Facilitation has its own challenges. One was in facilitating collaborative work among the students.
"There're a lot of assumptions made about students, that they're able to interact naturally in a group," Shen observes. "Even though you give them roles, you assume the leader will always know how to play the role of a leader, but not necessarily so."
"We had to teach them group work skills too," she adds. "It's learning for both the teachers and the students."
"I'd say the biggest observation I've come across in the last couple weeks, is that the online co-learning model breaks down the barriers of the traditional teacher/student relationship. Collaborating, sharing, and building ideas and understanding through open discuss instead bland lecture (here's the information, learn it, regurgitate it for a test). Creating the open platform to express ideas, and then expand upon them with easy reference to the information on the web (i.e., youtube videos, spotify, etc.). The responsibility then lies with each of us (student and teacher) to clearly express our meaning, intention, interpretation, and understanding of material, and back it up with an openness to build on criticism, and defend our viewpoint.
And as we've discussed, they, the students, have full ownership of their work, so they may use it for future reference, when needed.
In a way, it's like what Beethoven, Debussy, and punk rock have done with music. Each in their own right said, screw the "rules" I'm going to create the music I feel is necessary. The music inside me."
h/t to Joyce
Some of the literature technology projects developed through the course include:
A series of e-books pairing poems with accompanying audio tracks read by the poets;
Cureador, a tool for sharing book recommendations with friends and family;
ParallelLit, a tool for comparing literary translations side-by-side;
BookTracks, a forum for creating soundtracks to novels;
Think'der, a mobile encyclopedia of thinkers and theorists, inspired by Tinder, a popular dating app;
(RE)write project, an online collaborative reimagining of Jane Austen's Pride and Prejudice, currently offering six alternative storylines; and
Kvizsterical, an online collection of engaging literary quizzes, with topics ranging from literary monsters to authors snubbed for the Nobel Prize.
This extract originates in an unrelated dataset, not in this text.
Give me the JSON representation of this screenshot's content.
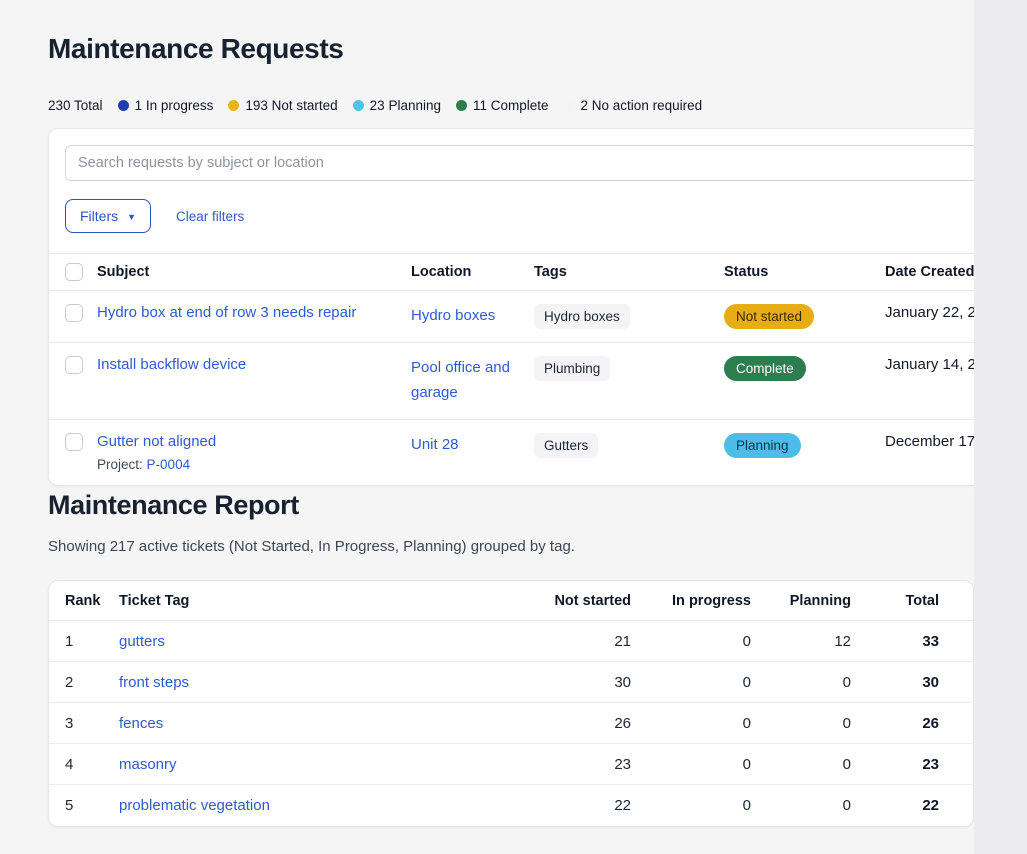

"Instructional design is, or should be, nothing less than pedagogy intelligent about the medium within which learning happens. If you teach in an LMS, you are an instructional designer. If you teach in a room, you are an instructional designer. At our institutions, instructional designers or engineers or technologists should be as filled in about pedagogy as teachers are. They should not content themselves to be carriers of content from one format to the next. They should be experts in digital delivery, and consultants to collaborate with."